Let me start by saying I thought it showed incredible optimism and foresight that Valve would have seen fit to empower young designers to start their careers. For the most part, people don’t like to hear that services they have come to expect for free are being taken away from them, but of course mods were never a service to begin with. They are the end products of pure passion, the best of which —like Counter-Strike (1999), Defense of the Ancients (2003), and Day Z (2012)— already went on to become revenue sources for their creators. Overnight the super-fans and enthusiasts who typically supported games with new features and content well after their initial release would have been instantly transformed into outright developers: now making and selling videogame add-ons and assets to support the development of more game content.
Allowing developers to sell mods could feasibly see the rise of a whole new industry. We all love the story of the garage developer who created the next big game or app, but we don’t hear about all the failed projects, we don’t hear about all the failed projects; we never know about all the upstarts which go bankrup. Well, a service to sell small scale creations could theoretically give developers a new avenue to test the waters before quitting their day job. It could very well be the confidence boost that shows someone how qualified they truly are to make a living creating games. It could be big — it’s also a very ‘Valve-ian’ move.
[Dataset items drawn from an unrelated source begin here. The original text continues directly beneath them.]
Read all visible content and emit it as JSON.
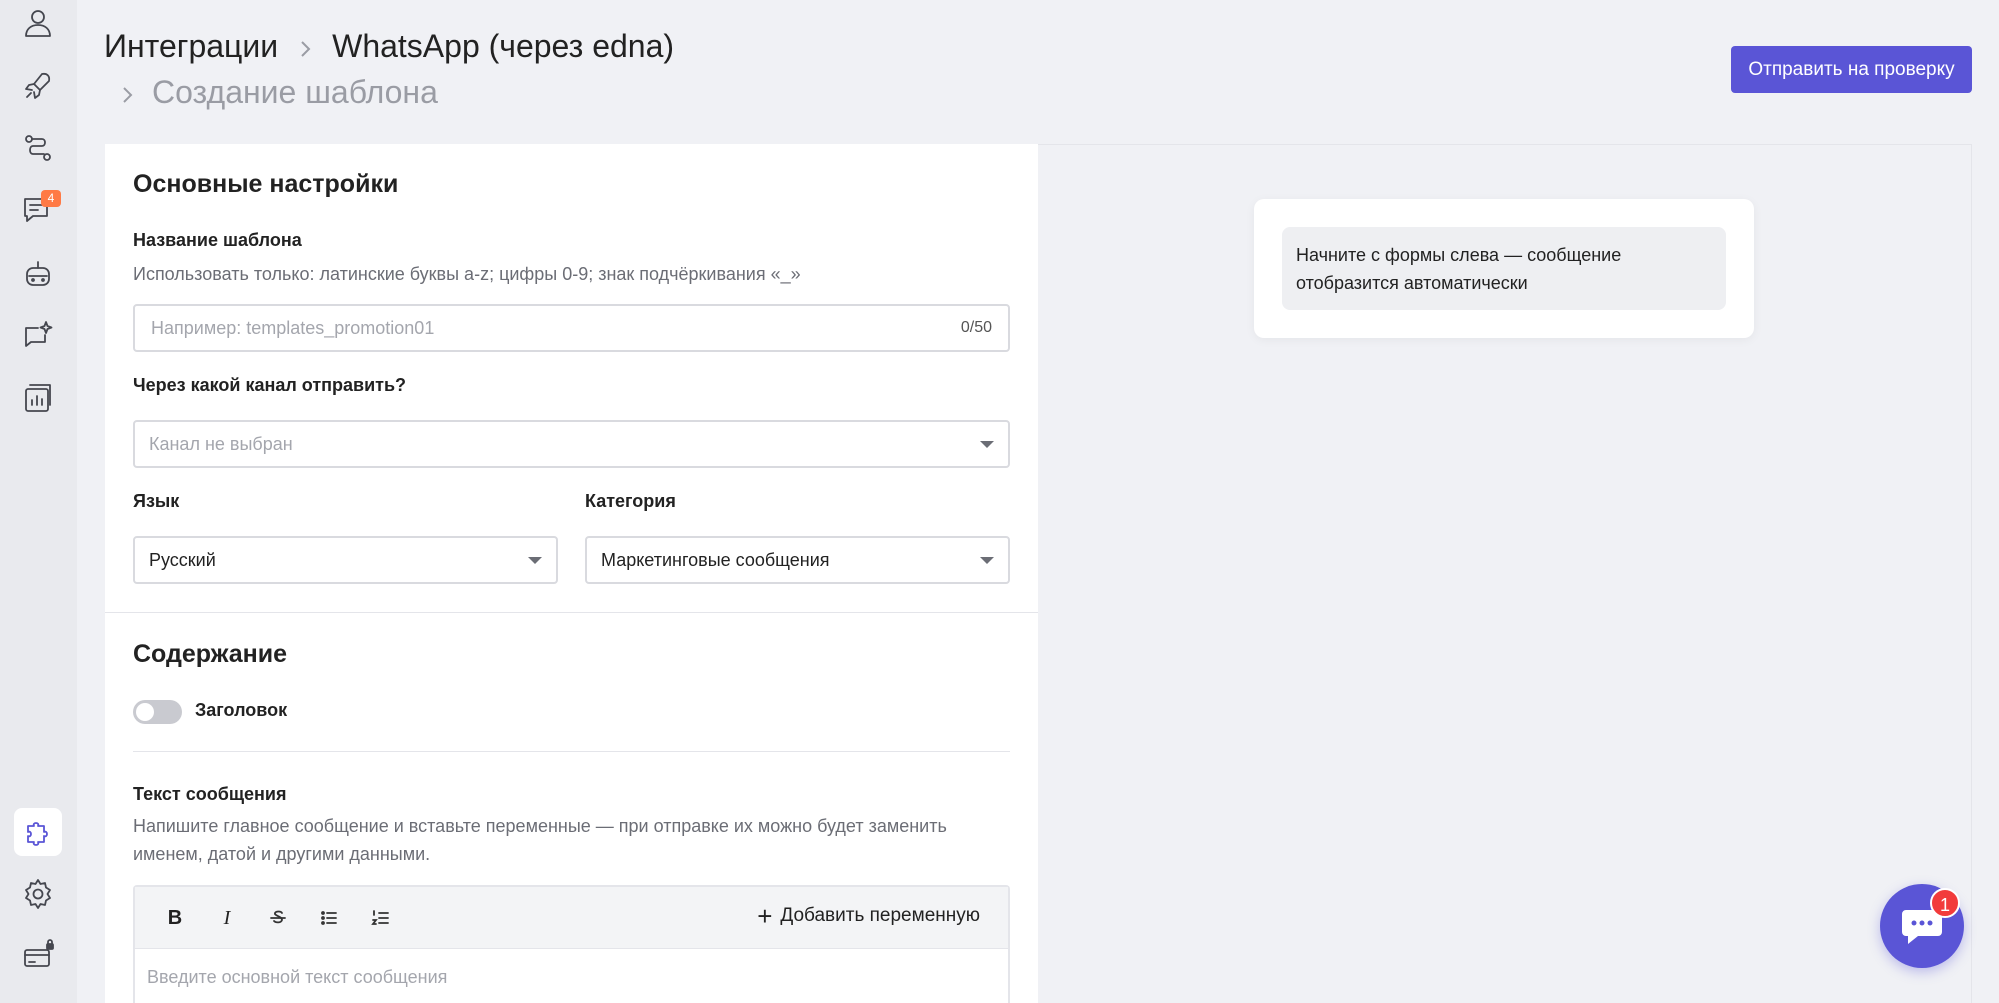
{
  "sidebar": {
    "items": [
      {
        "icon": "users-icon"
      },
      {
        "icon": "rocket-icon"
      },
      {
        "icon": "route-icon"
      },
      {
        "icon": "chat-icon",
        "badge": "4"
      },
      {
        "icon": "bot-icon"
      },
      {
        "icon": "sparkle-chat-icon"
      },
      {
        "icon": "analytics-icon"
      },
      {
        "icon": "puzzle-icon",
        "active": true
      },
      {
        "icon": "gear-icon"
      },
      {
        "icon": "billing-icon"
      }
    ],
    "accent": "#5a55d6",
    "badge_color": "#ff7a45"
  },
  "breadcrumb": {
    "item1": "Интеграции",
    "item2": "WhatsApp (через edna)",
    "current": "Создание шаблона"
  },
  "header": {
    "submit_label": "Отправить на проверку"
  },
  "form": {
    "basic": {
      "title": "Основные настройки",
      "name_label": "Название шаблона",
      "name_hint": "Использовать только: латинские буквы a-z; цифры 0-9; знак подчёркивания «_»",
      "name_placeholder": "Например: templates_promotion01",
      "name_counter": "0/50",
      "channel_label": "Через какой канал отправить?",
      "channel_placeholder": "Канал не выбран",
      "language_label": "Язык",
      "language_value": "Русский",
      "category_label": "Категория",
      "category_value": "Маркетинговые сообщения"
    },
    "content": {
      "title": "Содержание",
      "header_toggle_label": "Заголовок",
      "header_toggle_on": false,
      "message_label": "Текст сообщения",
      "message_hint": "Напишите главное сообщение и вставьте переменные — при отправке их можно будет заменить именем, датой и другими данными.",
      "toolbar": {
        "bold": "B",
        "italic": "I",
        "add_variable": "Добавить переменную"
      },
      "message_placeholder": "Введите основной текст сообщения"
    }
  },
  "preview": {
    "text": "Начните с формы слева — сообщение отобразится автоматически"
  },
  "chat_widget": {
    "badge": "1"
  }
}
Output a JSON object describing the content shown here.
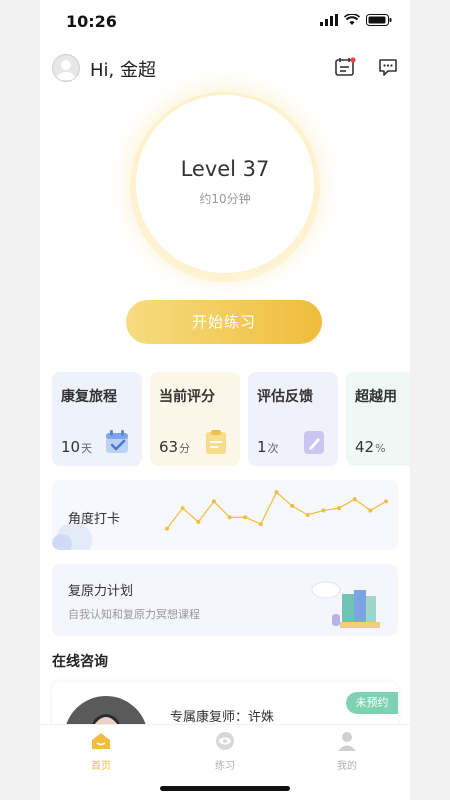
{
  "status_bar": {
    "time": "10:26"
  },
  "header": {
    "greeting": "Hi, 金超"
  },
  "level": {
    "title": "Level 37",
    "duration": "约10分钟"
  },
  "start_button": {
    "label": "开始练习"
  },
  "stat_cards": [
    {
      "title": "康复旅程",
      "value": "10",
      "unit": "天",
      "icon": "calendar-check-icon",
      "bg": "#eef2fb"
    },
    {
      "title": "当前评分",
      "value": "63",
      "unit": "分",
      "icon": "clipboard-icon",
      "bg": "#fdf7e9"
    },
    {
      "title": "评估反馈",
      "value": "1",
      "unit": "次",
      "icon": "edit-note-icon",
      "bg": "#f1f1fb"
    },
    {
      "title": "超越用",
      "value": "42",
      "unit": "%",
      "icon": "",
      "bg": "#f0f8f5"
    }
  ],
  "angle_card": {
    "label": "角度打卡",
    "chart_data": {
      "type": "line",
      "values": [
        5,
        14,
        8,
        17,
        10,
        10,
        7,
        21,
        15,
        11,
        13,
        14,
        18,
        13,
        17
      ],
      "color": "#f0bd3c"
    }
  },
  "plan_card": {
    "title": "复原力计划",
    "subtitle": "自我认知和复原力冥想课程"
  },
  "consult": {
    "heading": "在线咨询",
    "doctor_label": "专属康复师：许姝",
    "badge": "未预约"
  },
  "tabs": [
    {
      "label": "首页",
      "icon": "home-icon",
      "active": true
    },
    {
      "label": "练习",
      "icon": "eye-icon",
      "active": false
    },
    {
      "label": "我的",
      "icon": "user-icon",
      "active": false
    }
  ],
  "colors": {
    "accent": "#f0bd3c",
    "badge": "#7fd1b4"
  }
}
Valve has repeatedly put a lot of effort into making sure budding developers get their due. My favourite example of this is from 2011, when Valve channeled the popularity of Portal 2 (2011) into promoting indie games. Their promise was that they would release Portal 2 early, if enough people completed in-game objectives from a myriad of smaller games like: Amnesia: The Dark Descent (2010), Audiosurf (2008), and Super Meat Boy (2010). I take this as proof that Valve is committed to the world’s future game makers, even if it’s only because their business is to sell good games to their customers. If people aren’t able to make a living creating games, they’re forced to go make something else — even if they don’t want to.
In the case of selling mods for profit there’s a pretty complex legal question to deal with when it comes to who owns what. Mod makers often share assets and labour, which is a bit of a tougher pill to swallow when money is involved. But really, the very concept of people modifying a game to add or remove features has always been a pretty grey area legally. I have to have faith that for the same reasons publishers let any modding happen to begin with they would continue to play ball if mods were being sold. And the same thing for creators. Money can be a very corrupting power, but it can also be the force that allows people to come together and make newer better things, which is why art is quite often a subsidized venture.
At the end of the day consumers always get the last vote. In the past few days we have had the chance to see just how profoundly true that is. It is the same in all consumer driven businesses: support what you love. I would say though, we have to try and be less hostile. No matter what side of the fence you fall on, the torrents of anger that rise and fall every time anything rocks the boat cannot be the status-quo. If nothing else I hope this piece is a chance to reflect on some of the motivations to why Valve might have wanted to do something like this. Someone out there, some budding developer, just might have benefitted from this new service that’s been so abruptly shut down. Just take a beat to consider it — and then maybe consider donating a bit of money to a mod creator who has made something you love.